Dodging speeding mopeds and bloody puddles dancing with prawn heads, Alagie Malick leads me to his favourite African restaurant. “The food here is really good, like at home,” he says with a smile as he points to a bowl of okra stew on a diner’s table. Without taking his eyes off the steaming red-orange broth, my guide tells me of his efforts to reach Sicily, a journey he was forced to make due to extreme poverty in his own country and an unstable family home.
“It took me four months to get to Palermo. I had to go via Libya, and conditions there were very bad,” he says. “They [the smugglers] beat me. They stole from me. They kept me captive without food for days, but I did not turn back. I was told life would be easier in Europe, so I had to go on.”
Life for the 19-year-old, however, has been anything but easy since arriving in Palermo. With few qualifications and a growing stigma around migrants, finding honest work can be hard, and many end up turning to the city’s notorious mafia for employment. “We’re an easy target for the mafia because they know we are vulnerable,” Alagie Malick says. “But I am one of the lucky ones.

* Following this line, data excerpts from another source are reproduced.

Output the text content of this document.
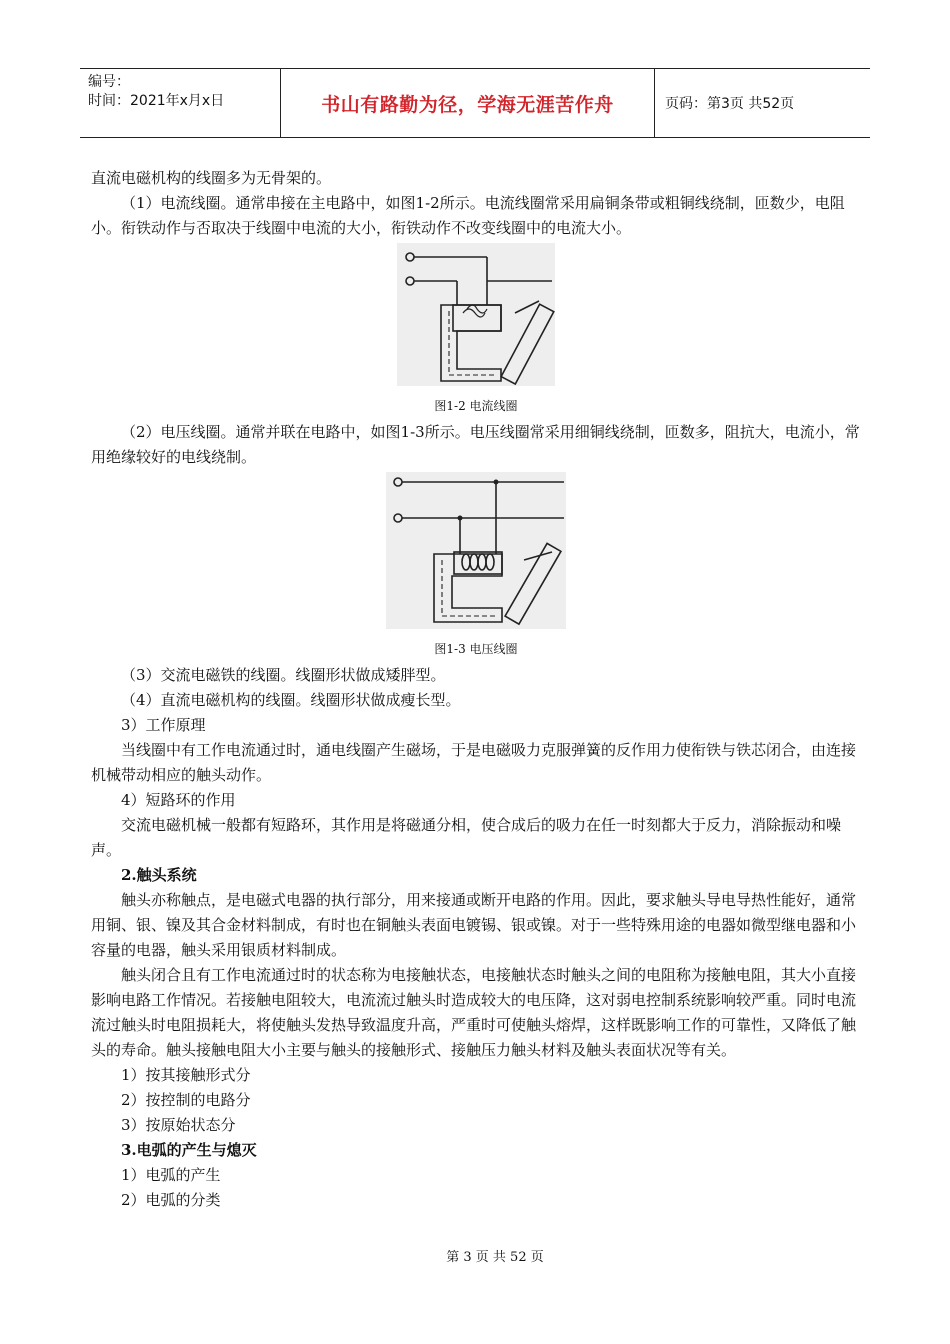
编号：
时间：2021年x月x日	书山有路勤为径，学海无涯苦作舟	页码：第3页 共52页

直流电磁机构的线圈多为无骨架的。

（1）电流线圈。通常串接在主电路中，如图1-2所示。电流线圈常采用扁铜条带或粗铜线绕制，匝数少，电阻小。衔铁动作与否取决于线圈中电流的大小，衔铁动作不改变线圈中的电流大小。

图1-2 电流线圈

（2）电压线圈。通常并联在电路中，如图1-3所示。电压线圈常采用细铜线绕制，匝数多，阻抗大，电流小，常用绝缘较好的电线绕制。

图1-3 电压线圈

（3）交流电磁铁的线圈。线圈形状做成矮胖型。

（4）直流电磁机构的线圈。线圈形状做成瘦长型。

3）工作原理

当线圈中有工作电流通过时，通电线圈产生磁场，于是电磁吸力克服弹簧的反作用力使衔铁与铁芯闭合，由连接机械带动相应的触头动作。

4）短路环的作用

交流电磁机械一般都有短路环，其作用是将磁通分相，使合成后的吸力在任一时刻都大于反力，消除振动和噪声。

2.触头系统

触头亦称触点，是电磁式电器的执行部分，用来接通或断开电路的作用。因此，要求触头导电导热性能好，通常用铜、银、镍及其合金材料制成，有时也在铜触头表面电镀锡、银或镍。对于一些特殊用途的电器如微型继电器和小容量的电器，触头采用银质材料制成。

触头闭合且有工作电流通过时的状态称为电接触状态，电接触状态时触头之间的电阻称为接触电阻，其大小直接影响电路工作情况。若接触电阻较大，电流流过触头时造成较大的电压降，这对弱电控制系统影响较严重。同时电流流过触头时电阻损耗大，将使触头发热导致温度升高，严重时可使触头熔焊，这样既影响工作的可靠性，又降低了触头的寿命。触头接触电阻大小主要与触头的接触形式、接触压力触头材料及触头表面状况等有关。

1）按其接触形式分

2）按控制的电路分

3）按原始状态分

3.电弧的产生与熄灭

1）电弧的产生

2）电弧的分类

第 3 页 共 52 页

Thanks to Moltivolti, I recently got to go back to school.”
In addition to walking tours, Moltivolti runs a migrant-staffed restaurant and co-working space, profits from which go directly towards helping young migrants get the qualifications they need to find legal and well-paying jobs in the city. “People often fear migrants,” says Moltivolti co-director Melania Memory, “but we think they have a lot to contribute to society.”
Despite the challenges, Alagie Malick is optimistic for the future. “I have lots of dreams,” he says. “I love making music and taking photographs. I’d also like to be a professional tour guide in Africa one day.”
Thanks to the support of organisations like Moltivolti, Alagie Malick – a teen who risked his life for a brighter future in Europe – may just achieve his dreams one day. For now, though, he has his eyes, and his stomach, set on only one thing: “Would you like to try a bowl of okra?” he says with a wide grin. I thought he’d never ask.
Travel essentials
Direct flights to Palermo are available with easyJet and Ryanair, with fares starting from £55.
Moltivolti currently runs migrant-led tours in Mercato di Ballaro at weekends and selected weekdays (depending on demand). Reservations can be made via their website or through Airbnb Experiences. All proceeds go directly towards helping migrants build a brighter future in Palermo.